Former French president Nicolas Sarkozy will be forced to wear an electronic tag after losing an appeal against his conviction for corruption.
The Paris Court of Appeals upheld a three-year prison sentence handed to Sarkozy in 2021 after he was found guilty of trying to bribe a judge when he had left office.
He was also convicted of peddling influence in exchange for confidential information about an investigation into his 2007 campaign finances.
Two years of the jail term will be suspended, in line with the initial ruling, the appeal court ruled on Wednesday.
Sarkozy, 68, will wear the electronic tag instead of spending the third year of his sentence behind bars.
He has always denied any wrongdoing.
His lawyers branded the court ruling “stupefying” and vowed to challenge the decision at the High Court.
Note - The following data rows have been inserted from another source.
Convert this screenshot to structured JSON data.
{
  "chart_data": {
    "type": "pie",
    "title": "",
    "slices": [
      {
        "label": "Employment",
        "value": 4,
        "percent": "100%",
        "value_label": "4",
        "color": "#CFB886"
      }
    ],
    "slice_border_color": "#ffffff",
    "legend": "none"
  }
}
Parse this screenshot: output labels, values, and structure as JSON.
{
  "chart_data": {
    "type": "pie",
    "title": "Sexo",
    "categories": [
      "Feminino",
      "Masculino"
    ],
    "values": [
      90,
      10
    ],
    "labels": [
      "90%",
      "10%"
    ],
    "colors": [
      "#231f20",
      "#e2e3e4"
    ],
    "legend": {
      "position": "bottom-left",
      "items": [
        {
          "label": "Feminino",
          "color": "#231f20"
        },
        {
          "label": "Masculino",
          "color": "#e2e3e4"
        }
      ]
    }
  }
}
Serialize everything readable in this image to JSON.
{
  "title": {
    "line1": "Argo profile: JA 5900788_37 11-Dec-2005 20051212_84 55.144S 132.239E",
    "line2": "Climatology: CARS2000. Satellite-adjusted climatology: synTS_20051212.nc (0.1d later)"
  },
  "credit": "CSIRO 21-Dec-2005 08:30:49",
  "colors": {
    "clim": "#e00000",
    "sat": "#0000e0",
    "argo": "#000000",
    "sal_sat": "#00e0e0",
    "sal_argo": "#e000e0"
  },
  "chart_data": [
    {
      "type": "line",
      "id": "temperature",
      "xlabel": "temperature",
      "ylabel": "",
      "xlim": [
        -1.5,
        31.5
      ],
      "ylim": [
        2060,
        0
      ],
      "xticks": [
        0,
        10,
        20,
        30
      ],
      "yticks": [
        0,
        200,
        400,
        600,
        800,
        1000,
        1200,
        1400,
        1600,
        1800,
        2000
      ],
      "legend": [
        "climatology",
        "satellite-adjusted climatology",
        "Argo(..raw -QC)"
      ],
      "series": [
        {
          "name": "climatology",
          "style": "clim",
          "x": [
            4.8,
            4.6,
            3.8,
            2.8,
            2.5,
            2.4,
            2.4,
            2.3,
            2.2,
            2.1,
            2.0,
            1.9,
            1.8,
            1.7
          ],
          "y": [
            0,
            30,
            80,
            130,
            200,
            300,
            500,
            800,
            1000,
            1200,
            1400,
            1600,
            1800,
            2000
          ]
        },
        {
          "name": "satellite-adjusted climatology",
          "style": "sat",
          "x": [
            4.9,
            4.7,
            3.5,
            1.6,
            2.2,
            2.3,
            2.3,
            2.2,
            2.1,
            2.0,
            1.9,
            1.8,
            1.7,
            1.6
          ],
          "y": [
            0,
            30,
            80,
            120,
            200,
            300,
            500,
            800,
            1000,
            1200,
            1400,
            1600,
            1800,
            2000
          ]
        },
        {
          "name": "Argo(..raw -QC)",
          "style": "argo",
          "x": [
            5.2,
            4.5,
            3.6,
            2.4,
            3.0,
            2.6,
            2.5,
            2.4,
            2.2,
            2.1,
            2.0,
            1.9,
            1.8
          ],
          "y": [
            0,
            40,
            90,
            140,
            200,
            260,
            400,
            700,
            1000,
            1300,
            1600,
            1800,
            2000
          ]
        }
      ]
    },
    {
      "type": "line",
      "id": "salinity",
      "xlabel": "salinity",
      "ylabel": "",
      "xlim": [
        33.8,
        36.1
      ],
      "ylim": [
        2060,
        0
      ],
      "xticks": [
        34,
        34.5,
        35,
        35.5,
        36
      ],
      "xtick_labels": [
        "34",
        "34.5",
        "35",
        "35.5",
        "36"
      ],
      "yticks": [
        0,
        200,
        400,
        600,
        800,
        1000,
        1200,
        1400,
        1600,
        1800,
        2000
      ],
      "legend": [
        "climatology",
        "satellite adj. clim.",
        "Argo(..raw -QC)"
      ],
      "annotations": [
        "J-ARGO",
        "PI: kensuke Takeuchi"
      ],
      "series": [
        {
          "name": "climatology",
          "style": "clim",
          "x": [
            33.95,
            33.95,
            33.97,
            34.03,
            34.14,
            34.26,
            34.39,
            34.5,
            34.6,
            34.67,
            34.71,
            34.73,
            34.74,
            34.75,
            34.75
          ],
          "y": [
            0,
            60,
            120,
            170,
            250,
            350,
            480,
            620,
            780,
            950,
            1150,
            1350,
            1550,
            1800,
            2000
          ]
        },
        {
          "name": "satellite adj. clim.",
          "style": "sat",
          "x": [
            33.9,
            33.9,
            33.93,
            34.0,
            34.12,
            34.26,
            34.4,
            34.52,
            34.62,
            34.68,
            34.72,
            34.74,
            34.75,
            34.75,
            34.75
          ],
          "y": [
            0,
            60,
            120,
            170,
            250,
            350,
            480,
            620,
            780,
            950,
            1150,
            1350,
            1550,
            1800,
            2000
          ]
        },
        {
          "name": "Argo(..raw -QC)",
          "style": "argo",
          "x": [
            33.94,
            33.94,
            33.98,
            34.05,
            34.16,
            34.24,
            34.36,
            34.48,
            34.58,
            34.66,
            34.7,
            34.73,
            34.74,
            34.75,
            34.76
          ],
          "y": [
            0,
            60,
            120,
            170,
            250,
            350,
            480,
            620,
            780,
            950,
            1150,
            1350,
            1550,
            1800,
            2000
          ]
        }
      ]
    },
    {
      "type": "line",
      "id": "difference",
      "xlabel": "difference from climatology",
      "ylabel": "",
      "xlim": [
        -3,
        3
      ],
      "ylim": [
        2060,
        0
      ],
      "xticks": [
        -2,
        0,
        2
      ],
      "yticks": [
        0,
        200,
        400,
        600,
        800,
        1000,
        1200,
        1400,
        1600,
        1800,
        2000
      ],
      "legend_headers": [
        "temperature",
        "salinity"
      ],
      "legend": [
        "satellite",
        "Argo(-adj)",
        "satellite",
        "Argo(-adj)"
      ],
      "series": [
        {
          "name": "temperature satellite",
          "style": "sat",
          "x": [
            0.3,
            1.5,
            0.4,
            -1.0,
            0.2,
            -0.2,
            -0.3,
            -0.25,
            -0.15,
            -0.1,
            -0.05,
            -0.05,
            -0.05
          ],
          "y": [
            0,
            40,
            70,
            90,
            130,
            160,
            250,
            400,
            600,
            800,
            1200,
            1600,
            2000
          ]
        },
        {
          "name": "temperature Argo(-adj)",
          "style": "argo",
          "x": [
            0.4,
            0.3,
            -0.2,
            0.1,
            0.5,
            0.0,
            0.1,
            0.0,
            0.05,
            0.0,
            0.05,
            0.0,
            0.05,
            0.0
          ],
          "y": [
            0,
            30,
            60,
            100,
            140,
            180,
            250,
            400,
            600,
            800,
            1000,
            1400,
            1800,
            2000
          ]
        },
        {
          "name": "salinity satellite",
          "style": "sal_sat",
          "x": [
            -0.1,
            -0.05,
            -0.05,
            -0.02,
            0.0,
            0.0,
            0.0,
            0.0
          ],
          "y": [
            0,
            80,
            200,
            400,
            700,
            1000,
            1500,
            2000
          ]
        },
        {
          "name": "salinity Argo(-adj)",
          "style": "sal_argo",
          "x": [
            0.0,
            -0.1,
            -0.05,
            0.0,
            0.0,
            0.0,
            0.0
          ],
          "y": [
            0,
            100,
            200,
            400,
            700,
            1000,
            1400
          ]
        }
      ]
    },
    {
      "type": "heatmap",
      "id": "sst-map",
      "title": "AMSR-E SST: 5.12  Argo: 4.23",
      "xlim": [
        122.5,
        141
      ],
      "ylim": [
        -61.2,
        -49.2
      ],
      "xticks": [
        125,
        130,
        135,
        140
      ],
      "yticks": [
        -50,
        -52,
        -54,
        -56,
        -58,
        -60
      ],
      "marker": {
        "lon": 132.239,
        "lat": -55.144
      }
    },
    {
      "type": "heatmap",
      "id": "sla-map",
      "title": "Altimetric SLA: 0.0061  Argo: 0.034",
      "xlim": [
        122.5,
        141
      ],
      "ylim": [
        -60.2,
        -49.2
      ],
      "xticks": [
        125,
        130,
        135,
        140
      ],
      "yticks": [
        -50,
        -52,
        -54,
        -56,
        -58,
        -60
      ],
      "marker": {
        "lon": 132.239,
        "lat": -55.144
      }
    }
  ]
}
Defence lawyer Jacqueline Laffont insisted Sarkozy was “innocent of the charges” and said “we will not give up this fight”.
‘Wire-tapping affair’
Sarkozy, who led France from 2007 to 2012, left the court without speaking to journalists.
He suffered a spectacular fall from grace following his conviction, known across the nation as the “wire-tapping affair”.
It is one of a number of legal battles the former president is embroiled in.
The case at the centre of Wednesday’s ruling is indirectly linked to alleged illegal financing for his campaign ahead of his 2007 election.
Investigators looking into money flows from Libya – for which he could face another trial – wire-tapped two of Sarkozy’s phone lines and discovered a secret line used by him and his lawyer Thierry Herzog.
Sarkozy plotted to secure a top job in Monaco for judge Gilbert Azibert in exchange for inside information about an inquiry into claims he accepted illegal payments from L’Oreal heiress Liliane Bettencourt.
The appeal court also upheld corruption and influence peddling charges against both Herzog and Azibert.
Presiding Judge Sophie Clement said Herzog’s judgement failed him because of his friendship with the former French president.
The lawyer breached professional codes of conduct by failing to warn Sarkozy that he was breaking the law, the judge said.
Sarkozy claimed he was unaware of what both Herzog and Azibert had discussed and argued wire-tapped conversations should not be presented as evidence in court.
However his arguments were rejected by the judge.
Sarkozy could be back in dock
French prosecutors are seeking to put Sarkozy and 12 others on trial over allegations the late Libyan dictator Colonel Muammar Gaddafi’s government secretly gave him €50m (£43m) for his winning 2007 election campaign.
The sum was more than double the legal campaign funding limit at the time and would have broken rules against foreign campaign funding.
French-Lebanese businessman Ziad Takieddine told independent French online newspaper Mediapart in 2016 how he delivered suitcases of cash from Libya to Sarkozy and his former chief of staff.
However Takieddine later changed his story and Sarkozy attempted to have the investigation shut down.
The French national prosecutor’s office announced its decision to seek a trial last Friday – with Sarkozy’s fate now in the hand of judges who will rule whether the case should proceed.
Judges in France typically follow such requests from prosecutors – although it is not a rule.
In an unrelated case, Sarkozy was sentenced in September to a year under house arrest for illegal campaign financing of his unsuccessful 2012 re-election bid, when he lost power to Francois Hollande.
Sarkozy and the late Jacques Chirac, who was also found guilty of corruption in 2011, are the only presidents during France’s 64-year-old Fifth Republic to be convicted by a court.